Não dar consentimento com…sentimento ao recomendado pelo médico é maneira de o paciente se empoderar em meio a um habitual desnível de saber-poder. A negativa, pois, é salvaguarda para a bilateralidade, ou seja para que a aplicação indesejada não seja forçada num sentido unilateral. No curto período de tempo que tem para viver,  o paciente dito terminal costuma se ver mais livre da influência do instinto natural de preservação da vida, facilitando modelar a dependência a condutas médicas ao seu entendimento de dignidade humana. Causa surpresas!
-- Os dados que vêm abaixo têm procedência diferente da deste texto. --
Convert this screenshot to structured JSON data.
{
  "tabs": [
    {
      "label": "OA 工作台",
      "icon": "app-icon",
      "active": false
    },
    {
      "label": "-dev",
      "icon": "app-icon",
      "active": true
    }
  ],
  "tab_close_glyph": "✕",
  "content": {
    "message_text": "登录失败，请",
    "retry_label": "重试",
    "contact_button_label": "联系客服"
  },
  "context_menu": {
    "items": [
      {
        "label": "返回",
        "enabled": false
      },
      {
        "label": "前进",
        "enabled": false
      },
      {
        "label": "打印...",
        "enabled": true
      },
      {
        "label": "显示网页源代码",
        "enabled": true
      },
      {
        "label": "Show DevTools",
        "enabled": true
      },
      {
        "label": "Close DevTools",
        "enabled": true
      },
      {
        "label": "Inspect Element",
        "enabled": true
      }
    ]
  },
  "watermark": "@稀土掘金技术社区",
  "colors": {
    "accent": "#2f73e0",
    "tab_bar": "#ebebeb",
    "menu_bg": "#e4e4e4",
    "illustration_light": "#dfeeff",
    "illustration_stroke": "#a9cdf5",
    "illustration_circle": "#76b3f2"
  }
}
A beira do leito trem fantasma – uma surpresa, um susto a cada curva- não acontece apenas pela evolução clínica, ela ocorre, também, quando a pretensão do médico pelo bem é interpretada pelo paciente como uma forma de violência interpessoal. Desenvolve-se um sentido de ameaça física e psíquica que causa desapontamento no médico que não pratica nenhuma atitude antiética. É exemplo das interpretações leigas de erro profissional. Surpreende, sem dúvida, especialmente para o noviciado profissional na linha de frente. Mas, pensando bem, o Não do paciente não é sagrado? E, justamente por ser sagrado admite o envolvimento em mistérios! A Bioética ajuda a decifrar!